It is an irrefutable reality that the security situation in Afghanistan is deteriorating, helped by the increasing influence of Islamic State (IS) in Afghanistan. Reportedly, representatives of China, Russia and Pakistan who met in Moscow on December 27 expressed grave concern over the increased activities of the extremist groups in Afghanistan, particularly IS and also discussed ways and means to check this phenomenon and promote. This was the third consultative meeting between the three countries and it was agreed to that Afghanistan would be invited to in such consultative meetings in the future. With a view to promoting process of reconciliation it was also agreed that to foster a peaceful dialogue between Kabul and Taliban, a flexible approach to remove certain figures from the sanctions list was required. It is pertinent to point out that the Afghan President Ashraf Ghani had asked the UN to add the new leader of the Taliban to its sanctions list, which is considered inimical to promoting dialogue.
The expression of concern by these countries stems from the fact that they were also affected by the spill-over effect of the activities of the terrorists based in Afghanistan and with the arrival of IS, there was a greater likelihood of resurgence of terrorism in these countries. Some of the Taliban elements have joined IS, and the Islamic Movement of Uzbekistan based in Afghanistan also owes allegiance to the terrorist outfit.
The developing scenario in Afghanistan is indeed very alarming not only for Afghanistan but all its neighbours, especially Russia, China and Pakistan.
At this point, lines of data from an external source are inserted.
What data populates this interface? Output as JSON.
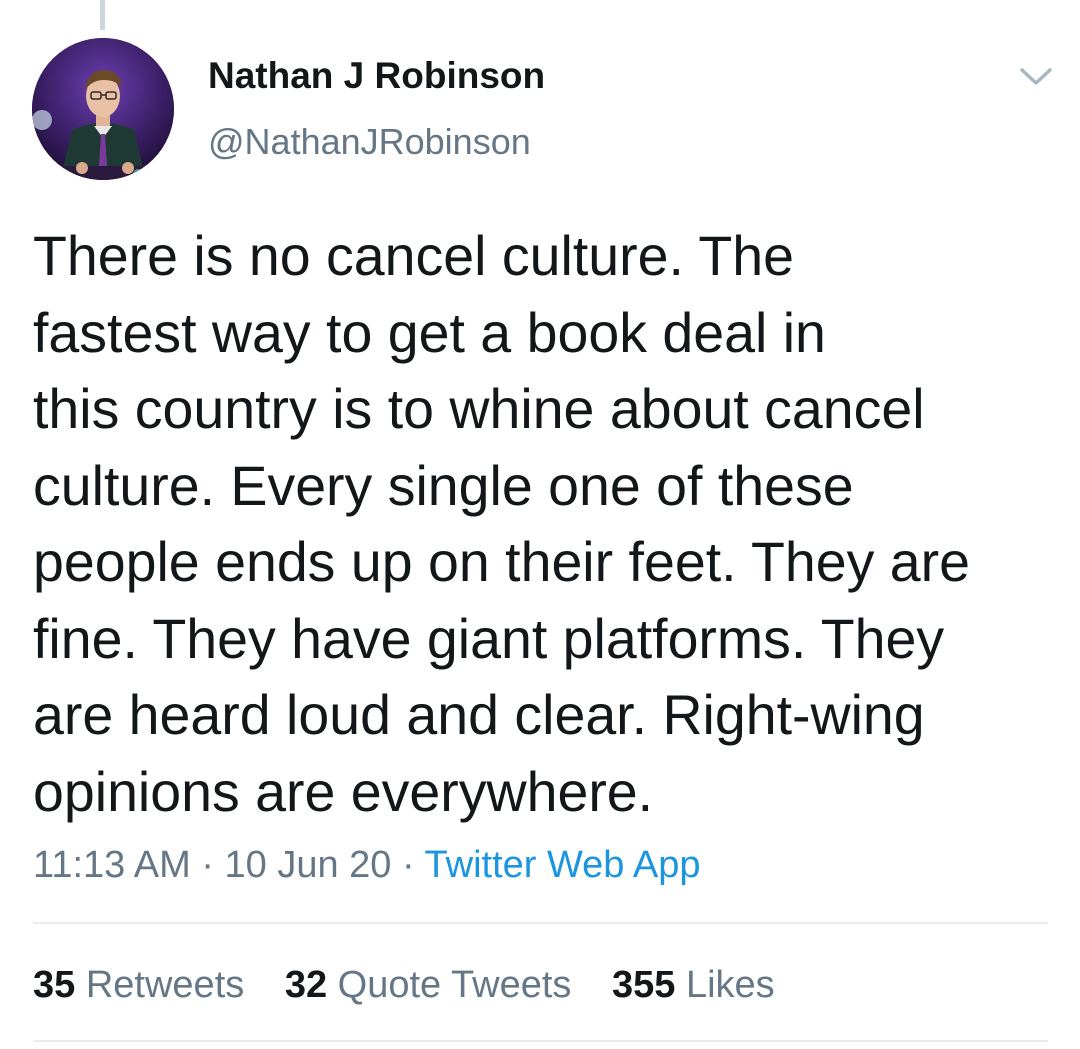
{
  "author": {
    "display_name": "Nathan J Robinson",
    "handle": "@NathanJRobinson"
  },
  "tweet": {
    "text": "There is no cancel culture. The fastest way to get a book deal in this country is to whine about cancel culture. Every single one of these people ends up on their feet. They are fine. They have giant platforms. They are heard loud and clear. Right-wing opinions are everywhere.",
    "lines": [
      "There is no cancel culture. The",
      "fastest way to get a book deal in",
      "this country is to whine about cancel",
      "culture. Every single one of these",
      "people ends up on their feet. They are",
      "fine. They have giant platforms. They",
      "are heard loud and clear. Right-wing",
      "opinions are everywhere."
    ]
  },
  "meta": {
    "time": "11:13 AM",
    "separator": " · ",
    "date": "10 Jun 20",
    "source": "Twitter Web App"
  },
  "stats": {
    "retweets": {
      "count": "35",
      "label": "Retweets"
    },
    "quote_tweets": {
      "count": "32",
      "label": "Quote Tweets"
    },
    "likes": {
      "count": "355",
      "label": "Likes"
    }
  },
  "icons": {
    "caret": "chevron-down-icon"
  },
  "colors": {
    "text_primary": "#14171a",
    "text_secondary": "#657786",
    "link": "#1b95e0",
    "divider": "#e6ecf0"
  }
}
It needs immediate attention and collaboration among these countries and Afghanistan to check the rising influence of IS by promoting reconciliation between Taliban and Afghan government. The involvement of Afghanistan in any initiative in this respect is absolutely imperative.
After the failure of the quadrilateral initiative, the US is now trying to promote trilateral dialogue involving itself, India and Afghanistan, keeping Pakistan out of the loop in view of the allegations of the Afghan President that Pakistan was supporting and abetting terrorism in Afghanistan by providing sanctuaries to the militant outfits on its soil. It has almost become visceral for him to raise an accusing finger towards Pakistan whenever an attack occurs in Afghanistan. Pakistan invariably has been denying any involvement citing its zero tolerance against terrorist outfits and indiscriminate action against them through operation Zarb-e-Azb. The US also keeps harping on the same tune, notwithstanding its acknowledgement of the step taken by Pakistan against the terrorist outfits.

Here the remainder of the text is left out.